Have you ever wondered how to keep up with planning a menu for your family while keeping up with all other aspects of life? Guess what, you are not alone! I can probably speak for most households in saying that figuring out how to plan nutritious meals for each day of the week seems nearly impossible.
This is where I offer tangible support. I have my own goal of feeding people nutritiously. My family, my friends, and anyone who walks in my house and needs a meal. I love experimenting with the healthiest most crunchy, weirdest, flax-filled recipes out there (Yes, my poor husband…). BUT I also have a taste for well-raised, flavorful, well-seasoned, perfectly-plated dishes. And I’ve had the opportunity as a chef to taste some of the most delicious meals out there. So I don’t want to compromise taste for health. I’d say both are equally important to me. As I hope you would say. So here is my commitment to you, the reader:
Each Wednesday, I will give you a list of ideas. Including links to recipes I have recently tried. I will be honest about both the flavor and the health benefits of each recipe. I will hopefully give you motivation to finish out your week with good ideas, intentions, and interesting meals that will satisfy your family nutritiously without sacrificing flavor.
Ready for your first list of Ideas?
Click here for a Veggie Chili that passed the test for taste, nutrition, and cost-effectiveness. I adjusted the recipe according to what I had on hand. For instance, we keep homemade chicken stock in the freezer, so I used that instead of vegetable stock. I also used less red pepper flakes. But this is a good base recipe that you can adjust to your liking, very easy too.
Click here for a Kale and Sweet Potato Rice Bowl that made an ideal packed lunch! This is one for those more willing to try something healthy and get those natural colors of food in for the day. The peanut sauce is a definite winner as well! Thank you Eating Bird Food for the fantastic ideas.
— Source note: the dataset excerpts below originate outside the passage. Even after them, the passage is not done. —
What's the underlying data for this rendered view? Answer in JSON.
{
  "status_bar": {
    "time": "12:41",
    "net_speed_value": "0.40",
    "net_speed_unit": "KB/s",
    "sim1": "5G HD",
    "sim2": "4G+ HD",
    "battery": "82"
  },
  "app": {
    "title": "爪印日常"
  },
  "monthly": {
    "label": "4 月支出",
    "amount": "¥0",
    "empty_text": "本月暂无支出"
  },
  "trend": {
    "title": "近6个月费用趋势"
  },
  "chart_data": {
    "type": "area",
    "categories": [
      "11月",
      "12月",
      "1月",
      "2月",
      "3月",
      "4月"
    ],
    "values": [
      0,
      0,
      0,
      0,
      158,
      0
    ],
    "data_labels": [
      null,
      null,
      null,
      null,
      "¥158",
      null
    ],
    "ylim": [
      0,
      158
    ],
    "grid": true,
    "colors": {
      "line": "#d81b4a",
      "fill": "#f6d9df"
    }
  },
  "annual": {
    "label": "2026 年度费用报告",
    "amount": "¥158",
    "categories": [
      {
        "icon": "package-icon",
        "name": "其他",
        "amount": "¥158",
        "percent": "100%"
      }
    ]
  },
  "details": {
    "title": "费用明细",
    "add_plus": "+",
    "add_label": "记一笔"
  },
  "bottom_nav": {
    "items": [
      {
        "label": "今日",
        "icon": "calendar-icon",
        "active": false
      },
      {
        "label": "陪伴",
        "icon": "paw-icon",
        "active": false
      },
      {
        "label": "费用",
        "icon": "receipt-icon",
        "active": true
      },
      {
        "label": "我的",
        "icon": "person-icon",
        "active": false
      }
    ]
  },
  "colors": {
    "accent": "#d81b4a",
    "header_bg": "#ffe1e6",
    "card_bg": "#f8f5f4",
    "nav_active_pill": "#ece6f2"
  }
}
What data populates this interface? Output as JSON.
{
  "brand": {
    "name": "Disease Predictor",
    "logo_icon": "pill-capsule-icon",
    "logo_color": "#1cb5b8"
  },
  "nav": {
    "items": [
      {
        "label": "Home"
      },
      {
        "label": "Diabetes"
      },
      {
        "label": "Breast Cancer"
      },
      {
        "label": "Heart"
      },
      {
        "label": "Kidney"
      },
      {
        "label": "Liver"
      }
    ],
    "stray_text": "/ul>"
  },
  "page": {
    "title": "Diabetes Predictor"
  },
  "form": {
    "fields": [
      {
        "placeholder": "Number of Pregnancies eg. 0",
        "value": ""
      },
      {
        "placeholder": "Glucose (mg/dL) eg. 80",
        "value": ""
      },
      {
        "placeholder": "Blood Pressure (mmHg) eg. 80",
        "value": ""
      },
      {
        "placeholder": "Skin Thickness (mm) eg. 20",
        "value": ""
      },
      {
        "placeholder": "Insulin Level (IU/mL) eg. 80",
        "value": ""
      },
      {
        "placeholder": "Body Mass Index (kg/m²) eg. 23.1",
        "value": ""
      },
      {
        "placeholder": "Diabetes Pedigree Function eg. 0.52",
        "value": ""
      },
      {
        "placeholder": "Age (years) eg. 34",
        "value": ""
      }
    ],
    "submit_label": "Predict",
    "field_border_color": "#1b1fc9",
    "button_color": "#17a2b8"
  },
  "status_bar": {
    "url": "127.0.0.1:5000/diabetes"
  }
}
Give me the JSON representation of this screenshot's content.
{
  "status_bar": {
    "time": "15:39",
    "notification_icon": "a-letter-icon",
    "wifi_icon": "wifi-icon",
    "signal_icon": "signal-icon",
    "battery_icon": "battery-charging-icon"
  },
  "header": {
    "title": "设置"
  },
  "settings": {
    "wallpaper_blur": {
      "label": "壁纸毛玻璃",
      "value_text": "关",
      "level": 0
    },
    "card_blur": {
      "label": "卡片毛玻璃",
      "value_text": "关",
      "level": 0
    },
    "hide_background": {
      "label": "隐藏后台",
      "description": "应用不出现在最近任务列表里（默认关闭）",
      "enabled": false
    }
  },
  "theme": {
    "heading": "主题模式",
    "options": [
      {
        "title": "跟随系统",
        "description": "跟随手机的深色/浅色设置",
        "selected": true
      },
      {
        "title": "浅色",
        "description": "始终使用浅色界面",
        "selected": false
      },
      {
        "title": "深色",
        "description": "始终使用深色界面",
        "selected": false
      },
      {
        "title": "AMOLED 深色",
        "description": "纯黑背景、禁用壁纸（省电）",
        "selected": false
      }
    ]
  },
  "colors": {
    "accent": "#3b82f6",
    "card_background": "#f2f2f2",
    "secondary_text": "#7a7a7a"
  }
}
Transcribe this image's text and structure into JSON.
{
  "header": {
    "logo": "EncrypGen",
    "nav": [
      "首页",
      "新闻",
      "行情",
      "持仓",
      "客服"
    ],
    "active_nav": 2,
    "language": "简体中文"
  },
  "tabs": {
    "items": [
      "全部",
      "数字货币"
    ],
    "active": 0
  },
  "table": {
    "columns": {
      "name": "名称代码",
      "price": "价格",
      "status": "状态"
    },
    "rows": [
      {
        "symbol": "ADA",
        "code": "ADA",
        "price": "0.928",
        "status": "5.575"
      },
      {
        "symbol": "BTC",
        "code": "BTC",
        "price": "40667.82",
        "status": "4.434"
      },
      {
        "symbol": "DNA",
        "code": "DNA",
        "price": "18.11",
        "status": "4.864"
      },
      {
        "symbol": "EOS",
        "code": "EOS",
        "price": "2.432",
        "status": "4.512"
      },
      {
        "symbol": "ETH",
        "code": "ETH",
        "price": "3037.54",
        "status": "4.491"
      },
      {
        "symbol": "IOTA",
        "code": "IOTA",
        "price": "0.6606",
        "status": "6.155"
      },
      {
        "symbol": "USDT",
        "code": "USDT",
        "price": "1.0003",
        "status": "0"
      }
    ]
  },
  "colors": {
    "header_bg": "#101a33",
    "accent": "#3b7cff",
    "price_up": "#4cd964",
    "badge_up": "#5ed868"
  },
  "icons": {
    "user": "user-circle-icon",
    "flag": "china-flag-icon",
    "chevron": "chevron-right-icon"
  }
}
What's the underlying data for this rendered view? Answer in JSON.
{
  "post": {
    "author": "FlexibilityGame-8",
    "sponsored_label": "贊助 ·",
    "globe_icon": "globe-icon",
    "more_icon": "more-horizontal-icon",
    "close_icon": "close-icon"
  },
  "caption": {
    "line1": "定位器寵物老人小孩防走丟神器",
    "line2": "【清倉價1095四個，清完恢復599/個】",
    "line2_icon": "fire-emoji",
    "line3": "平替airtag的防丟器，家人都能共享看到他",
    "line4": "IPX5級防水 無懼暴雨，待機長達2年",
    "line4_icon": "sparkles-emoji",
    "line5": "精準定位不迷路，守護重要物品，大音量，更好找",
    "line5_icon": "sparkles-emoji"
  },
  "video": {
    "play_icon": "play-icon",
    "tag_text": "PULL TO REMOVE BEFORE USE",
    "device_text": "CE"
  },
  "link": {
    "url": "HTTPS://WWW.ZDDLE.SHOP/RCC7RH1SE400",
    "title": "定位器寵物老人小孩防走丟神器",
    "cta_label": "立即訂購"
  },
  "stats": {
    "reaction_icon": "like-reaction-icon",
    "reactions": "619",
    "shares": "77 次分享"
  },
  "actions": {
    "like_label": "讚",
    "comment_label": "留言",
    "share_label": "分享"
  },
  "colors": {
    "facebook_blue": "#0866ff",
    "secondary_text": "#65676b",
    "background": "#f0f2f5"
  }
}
Click here for a fantastic Beef Barbacoa recipe. Think Chipotle-style beef: tender, falling-apart goodness. I, of course, recommend buying local beef and supporting your farmers. This is SUPER easy and so so delicious. We use it in small amounts on a salad and rice bowl or tacos and freeze extra. Feel free to adjust the amount of spice. I omit the green chilis. If you like very little spice, just use one chipotle chili in adobo instead of two. This is a slow-cooker recipe if you like those dump and go type of meals.
Click here for my go-to Chicken Stroganoff recipe. This is an all-around pleaser for anyone, including your picky eaters. I typically mix frozen peas in at the last minute and heat them through before serving for added color. This is not at the top of list of healthy dishes, but I enjoy serving this when we have guests and I don’t know their preferences.
Click here for a Dhal recipe if you want to try some thing different! I haven’t tried my hand at many Indian dishes, but we loved eating this Dhal with spinach mixed in and homemade Chapati (an easy-to-make Indian flat bread, good recipe here). I love that the Chapati has whole wheat flour. The combination of red lentils, the spices, spinach and the whole wheat Chapati was really delicious and nutritious. As a note, you will need braver and more adventurous taste-testers for this one.